But that was his last effort to be superior to the crisis, to pretend that the bitterness of death was any less to him than to any other human creature, to conceal that he needed help, all the help that he could get.
And Adelaide gave him help. Artificial as she often was in daily contact, in a moment like this she was splendidly, almost primitively real. She did not conceal her own passionate despair, her conviction that her life couldn’t go on without his; she did not curb her desire to know every detail on which his opinion and his doctor’s had been founded; she clung to him and wept, refusing to let him discuss business arrangements, in which for some reason he seemed to find a certain respite; and yet with it all, she gave him strength, the sense that he had an indissoluble and loyal companion in the losing fight that lay before him.
Once she was aware of thinking: “Oh, why did he tell me to-night? Things are so terrible by night,” but it was only a second before she put such a thought away from her. What had these nights been to him? The night when she had found his light burning so late, and other nights when he had probably denied himself the consolation of reading for fear of rousing her suspicions. She did not attempt to pity or advise him, she did not treat him as a mixture of child and idiot, as affection so often treats illness. She simply gave him her love.

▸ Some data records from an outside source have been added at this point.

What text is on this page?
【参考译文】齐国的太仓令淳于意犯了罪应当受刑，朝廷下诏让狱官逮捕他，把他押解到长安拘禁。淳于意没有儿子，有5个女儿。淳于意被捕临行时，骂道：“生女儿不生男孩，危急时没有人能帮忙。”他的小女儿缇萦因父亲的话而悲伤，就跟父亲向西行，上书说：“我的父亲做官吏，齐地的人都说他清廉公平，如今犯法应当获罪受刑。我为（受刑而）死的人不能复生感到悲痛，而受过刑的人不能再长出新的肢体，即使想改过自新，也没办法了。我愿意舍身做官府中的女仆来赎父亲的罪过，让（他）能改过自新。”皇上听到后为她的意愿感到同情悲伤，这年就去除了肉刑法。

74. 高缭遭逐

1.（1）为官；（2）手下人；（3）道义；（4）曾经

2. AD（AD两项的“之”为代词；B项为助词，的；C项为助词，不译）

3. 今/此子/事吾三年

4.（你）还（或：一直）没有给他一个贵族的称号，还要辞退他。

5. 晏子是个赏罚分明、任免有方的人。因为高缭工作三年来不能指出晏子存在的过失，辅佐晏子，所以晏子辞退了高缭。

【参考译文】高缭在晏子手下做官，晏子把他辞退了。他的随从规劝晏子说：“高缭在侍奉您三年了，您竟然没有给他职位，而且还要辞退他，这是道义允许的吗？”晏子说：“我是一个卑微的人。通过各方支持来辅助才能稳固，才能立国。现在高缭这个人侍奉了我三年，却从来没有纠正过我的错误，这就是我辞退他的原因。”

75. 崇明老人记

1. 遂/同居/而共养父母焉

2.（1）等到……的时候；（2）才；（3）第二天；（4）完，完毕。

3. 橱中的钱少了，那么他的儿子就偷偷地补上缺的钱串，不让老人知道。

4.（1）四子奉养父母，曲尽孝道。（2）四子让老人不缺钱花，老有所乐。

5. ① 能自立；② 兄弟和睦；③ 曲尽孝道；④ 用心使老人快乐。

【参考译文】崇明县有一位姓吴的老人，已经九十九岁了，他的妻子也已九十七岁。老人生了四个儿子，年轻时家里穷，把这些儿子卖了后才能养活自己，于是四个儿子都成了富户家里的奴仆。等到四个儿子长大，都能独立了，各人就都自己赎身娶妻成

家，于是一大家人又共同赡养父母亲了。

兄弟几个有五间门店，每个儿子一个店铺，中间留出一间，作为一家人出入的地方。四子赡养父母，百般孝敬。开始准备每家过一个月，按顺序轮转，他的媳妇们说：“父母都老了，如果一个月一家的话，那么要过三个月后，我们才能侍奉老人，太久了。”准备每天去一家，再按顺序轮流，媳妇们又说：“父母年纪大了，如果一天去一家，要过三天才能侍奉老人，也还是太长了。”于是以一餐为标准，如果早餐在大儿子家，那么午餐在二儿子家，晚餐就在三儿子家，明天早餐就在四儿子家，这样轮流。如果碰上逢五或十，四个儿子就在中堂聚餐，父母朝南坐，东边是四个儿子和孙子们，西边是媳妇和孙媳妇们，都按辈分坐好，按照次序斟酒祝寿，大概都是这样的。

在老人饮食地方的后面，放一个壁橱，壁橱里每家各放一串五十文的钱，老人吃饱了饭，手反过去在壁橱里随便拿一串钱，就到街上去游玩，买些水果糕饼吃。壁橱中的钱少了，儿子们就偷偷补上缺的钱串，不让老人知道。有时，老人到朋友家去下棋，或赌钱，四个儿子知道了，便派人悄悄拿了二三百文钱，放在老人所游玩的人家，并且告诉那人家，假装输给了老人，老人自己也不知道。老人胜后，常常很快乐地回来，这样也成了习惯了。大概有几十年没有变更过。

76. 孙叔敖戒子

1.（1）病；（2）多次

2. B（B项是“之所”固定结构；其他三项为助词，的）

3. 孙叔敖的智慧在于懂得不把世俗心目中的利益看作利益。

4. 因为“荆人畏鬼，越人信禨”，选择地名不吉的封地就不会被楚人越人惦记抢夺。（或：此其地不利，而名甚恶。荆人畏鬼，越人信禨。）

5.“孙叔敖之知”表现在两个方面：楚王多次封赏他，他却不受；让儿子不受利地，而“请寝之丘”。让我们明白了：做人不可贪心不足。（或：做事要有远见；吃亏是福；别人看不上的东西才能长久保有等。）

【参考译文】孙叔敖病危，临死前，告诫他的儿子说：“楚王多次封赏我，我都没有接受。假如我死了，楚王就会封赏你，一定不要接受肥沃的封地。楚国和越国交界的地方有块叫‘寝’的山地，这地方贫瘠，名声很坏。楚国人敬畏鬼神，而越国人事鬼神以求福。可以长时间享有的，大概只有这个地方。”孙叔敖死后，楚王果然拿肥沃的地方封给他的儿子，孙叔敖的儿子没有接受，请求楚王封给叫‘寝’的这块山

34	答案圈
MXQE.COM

Toward morning he fell asleep in her arms, and then she stole back to her own room. There everything was unchanged, the light still burning, her satin slippers stepping on each other just as she had left them. She looked at herself in the glass; she did not look so very different. A headache had often ravaged her appearance more.
She had always thought herself a coward, she feared death with a terrible repugnance; but now she found, to her surprise, that she would have light-heartedly changed places with her husband. She had much more courage to die than to watch him die—to watch Vincent die, to see him day by day grow weak and pitiful. That was what was intolerable. If he would only die now, to-night, or if she could! It was at this moment that the kitchen maid had heard her sobbing.
Because there was nothing else to do, she got into bed, and lay there staring at the electric light, which she had forgotten to put out. Toward seven she got up and gave orders that Mr. Farron was not to be disturbed, that the house was to be kept quiet. Strange, she thought, that he could sleep like an exhausted child, while she, awake, was a mass of pain. Her heart ached, her eyes burned, her very body felt sore. She arranged for his sleep, but she wanted him to wake up; she begrudged every moment of his absence. Alas! she thought, how long would she continue to do so?